Приятели последовали за ней. Там Майя Тихоновна включила телевизор, где шли очередные утренние «Новости».
– Вы заметили, какие сейчас злобные дикторы? – сказала она чуть погодя. – Прямо так и ест тебя глазами, словно ненавидит. Точно злейший враг ты ему. И по всем программам так, хоть передачи никакие не смотри. Ну, если вы политические противники, то и грызитесь меж собой по-тихому. А зрители-то тут при чем? А то прямо яд какой-то каждый день впитываешь. Словно анчар в твоей комнате распустился – прямо дышать нечем становится.
– Дышать? – Мещерский вдруг нахмурился. – Вам трудно дышать? Отчего?
– Да от ненависти, я же говорю. Аромат зла. Форменный анчар, Сереженька.
– Да, да, анчар, – Мещерский кивнул и встретился взглядом с Кравченко.
Тот стоял у окна, смотрел на озеро и теперь обернулся.
– Прогуляться не хочешь? – спросил он.
– Пойдем.
– Идите, идите. Если этот ваш знакомый из милиции приедет, сообщите нам: что, как. Этот молодой человек с родинкой, похожий на графа Альмавиву,[1] вчера мне клятвенно обещал, что сегодня непременно заглянет. – Майя Тихоновна переключила телевизор на третий канал, где шел любовный сериал, и убавила звук. – На озере сейчас рай. А «дома наши печальны». Что ж – божья воля. Надо терпеть.
Глава 7
Анчар
Прогулялись они не дальше, чем за угол дома. Там на лужайке, обсаженной туями, среди густо разросшихся кустов сирени под полосатым тентом полукругом стояли плетеные кресла, низкий столик и два уютнейших дивана-качелей, обтянутых фиолетовой тканью. Диваны казались такими мягкими, покойными. И качаться на них в солнечный день, прислушиваясь к шелесту листвы и пению птиц, было, вероятно, весьма приятно. Кравченко плюхнулся на диван. Тот заскрипел, алюминиевые опоры его дрогнули, подались. Кравченко уперся каблуками в землю.
– Ну и что скажешь?
Мещерский придвинул плетеное кресло так, чтобы сесть в тени тента.

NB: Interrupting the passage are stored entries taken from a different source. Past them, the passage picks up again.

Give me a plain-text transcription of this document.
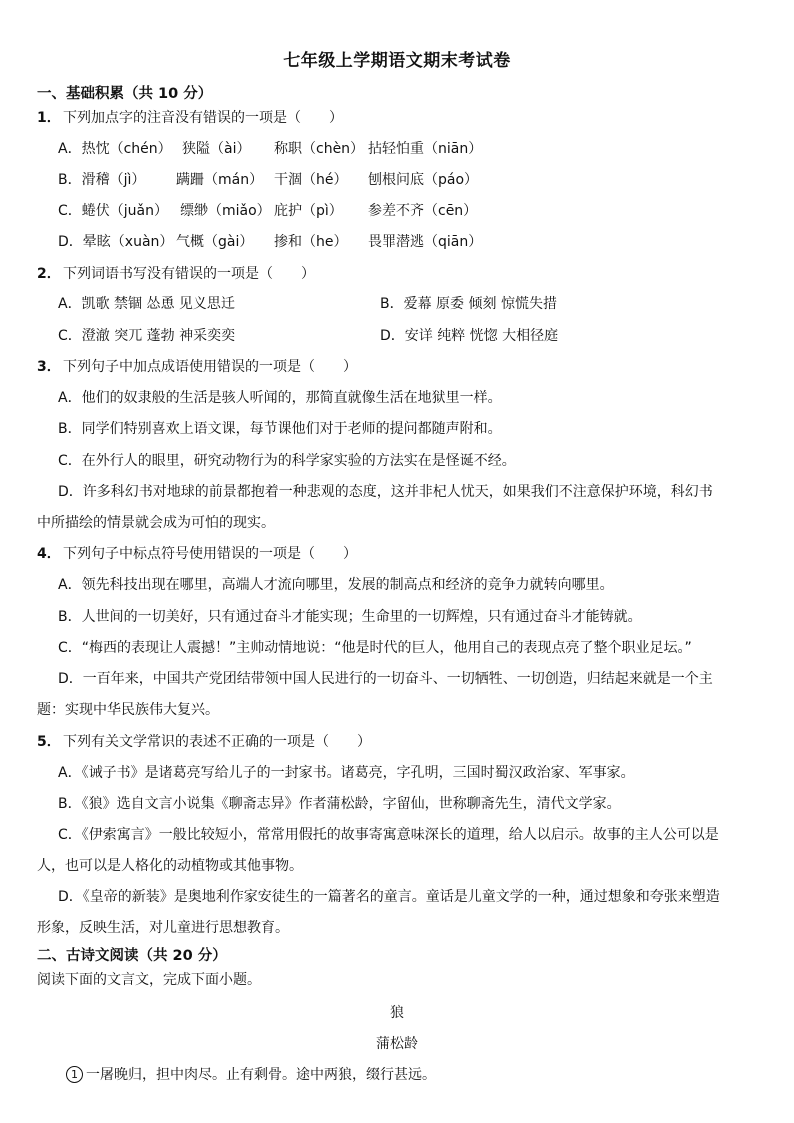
七年级上学期语文期末考试卷
一、基础积累（共 10 分）
1． 下列加点字的注音没有错误的一项是（　　）
A．热忱（chén） 狭隘（ài） 称职（chèn） 拈轻怕重（niān）
B．滑稽（jì） 蹒跚（mán） 干涸（hé） 刨根问底（páo）
C．蜷伏（juǎn） 缥缈（miǎo） 庇护（pì） 参差不齐（cēn）
D．晕眩（xuàn） 气概（gài） 掺和（he） 畏罪潜逃（qiān）
2． 下列词语书写没有错误的一项是（　　）
A．凯歌 禁锢 怂恿 见义思迁	B．爱幕 原委 倾刻 惊慌失措
C．澄澈 突兀 蓬勃 神采奕奕	D．安详 纯粹 恍惚 大相径庭
3． 下列句子中加点成语使用错误的一项是（　　）
A．他们的奴隶般的生活是骇人听闻的，那简直就像生活在地狱里一样。
B．同学们特别喜欢上语文课，每节课他们对于老师的提问都随声附和。
C．在外行人的眼里，研究动物行为的科学家实验的方法实在是怪诞不经。
D．许多科幻书对地球的前景都抱着一种悲观的态度，这并非杞人忧天，如果我们不注意保护环境，科幻书
中所描绘的情景就会成为可怕的现实。
4． 下列句子中标点符号使用错误的一项是（　　）
A．领先科技出现在哪里，高端人才流向哪里，发展的制高点和经济的竞争力就转向哪里。
B．人世间的一切美好，只有通过奋斗才能实现；生命里的一切辉煌，只有通过奋斗才能铸就。
C．“梅西的表现让人震撼！”主帅动情地说：“他是时代的巨人，他用自己的表现点亮了整个职业足坛。”
D．一百年来，中国共产党团结带领中国人民进行的一切奋斗、一切牺牲、一切创造，归结起来就是一个主
题：实现中华民族伟大复兴。
5． 下列有关文学常识的表述不正确的一项是（　　）
A．《诫子书》是诸葛亮写给儿子的一封家书。诸葛亮，字孔明，三国时蜀汉政治家、军事家。
B．《狼》选自文言小说集《聊斋志异》作者蒲松龄，字留仙，世称聊斋先生，清代文学家。
C．《伊索寓言》一般比较短小，常常用假托的故事寄寓意味深长的道理，给人以启示。故事的主人公可以是
人，也可以是人格化的动植物或其他事物。
D．《皇帝的新装》是奥地利作家安徒生的一篇著名的童言。童话是儿童文学的一种，通过想象和夸张来塑造
形象，反映生活，对儿童进行思想教育。
二、古诗文阅读（共 20 分）
阅读下面的文言文，完成下面小题。
狼
蒲松龄
1 一屠晚归，担中肉尽。止有剩骨。途中两狼，缀行甚远。
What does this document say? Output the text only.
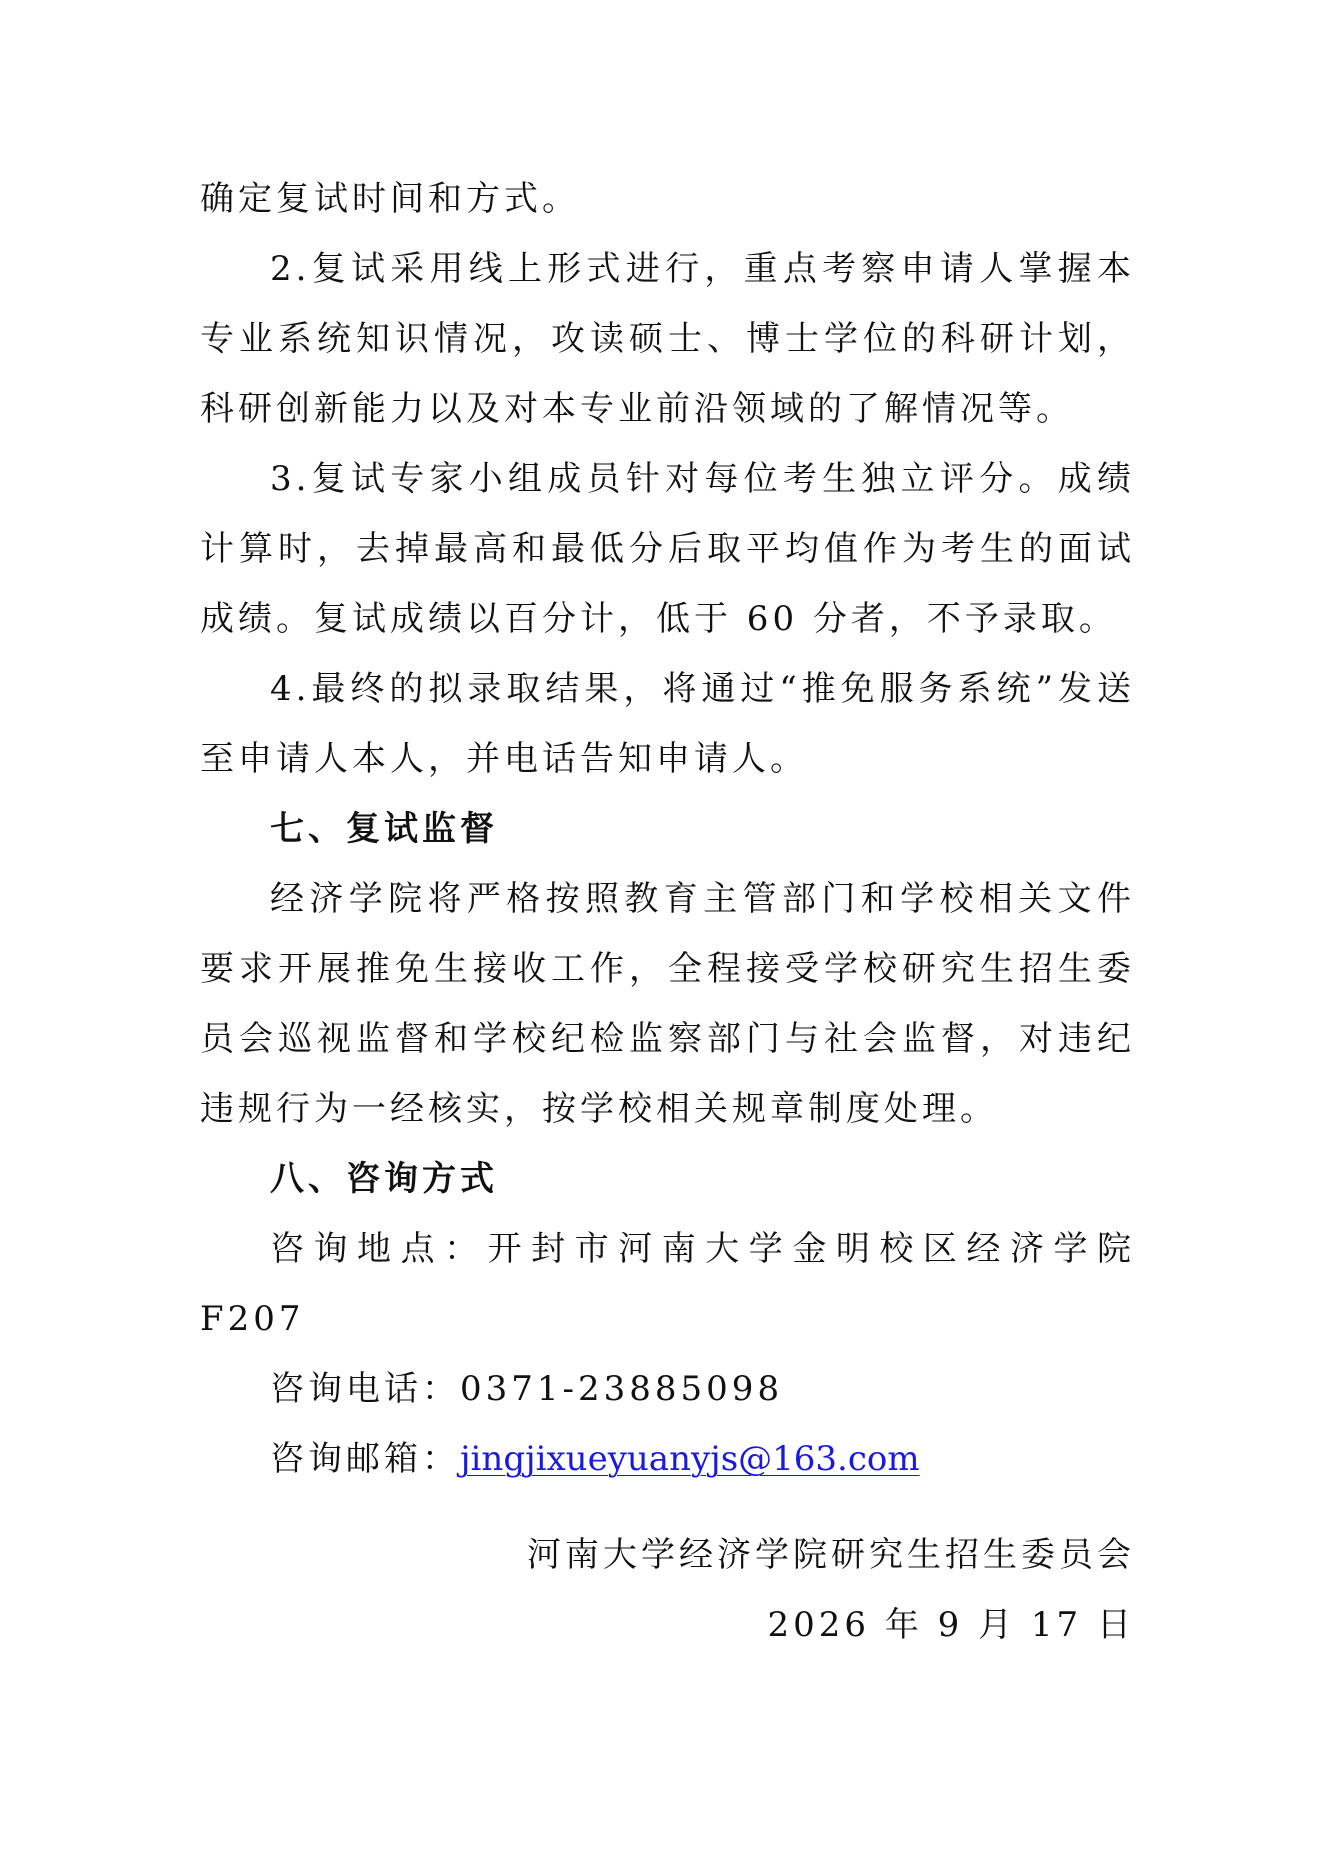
确定复试时间和方式。

2.复试采用线上形式进行，重点考察申请人掌握本专业系统知识情况，攻读硕士、博士学位的科研计划，科研创新能力以及对本专业前沿领域的了解情况等。

3.复试专家小组成员针对每位考生独立评分。成绩计算时，去掉最高和最低分后取平均值作为考生的面试成绩。复试成绩以百分计，低于 60 分者，不予录取。

4.最终的拟录取结果，将通过“推免服务系统”发送至申请人本人，并电话告知申请人。

七、复试监督

经济学院将严格按照教育主管部门和学校相关文件要求开展推免生接收工作，全程接受学校研究生招生委员会巡视监督和学校纪检监察部门与社会监督，对违纪违规行为一经核实，按学校相关规章制度处理。

八、咨询方式

咨询地点：开封市河南大学金明校区经济学院 F207

咨询电话：0371-23885098

咨询邮箱：jingjixueyuanyjs@163.com

河南大学经济学院研究生招生委员会
2026 年 9 月 17 日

– А что я могу сказать тебе, Вадя?
– Метко ее братца тут окрестили: Князь Таврический – и вправду ведет он себя соответственно.
– Я б его окрестил Павлин Таврический.
– А кстати, Павлин Иваныч весьма бесцеремонно пытался нас растормошить. Но и сам разоткровенничался – насколько искренне только вот. Но факт сам по себе примечательный. Посчитал, что мы знаем о происшедшем больше остальных. Наивный малый, а?
– Если отбросить кое-какие обстоятельства, мы с тобой, Вадя, действительно знаем об убийстве Шипова несколько больше других. Мы ведь, в конце концов, созерцали место происшествия.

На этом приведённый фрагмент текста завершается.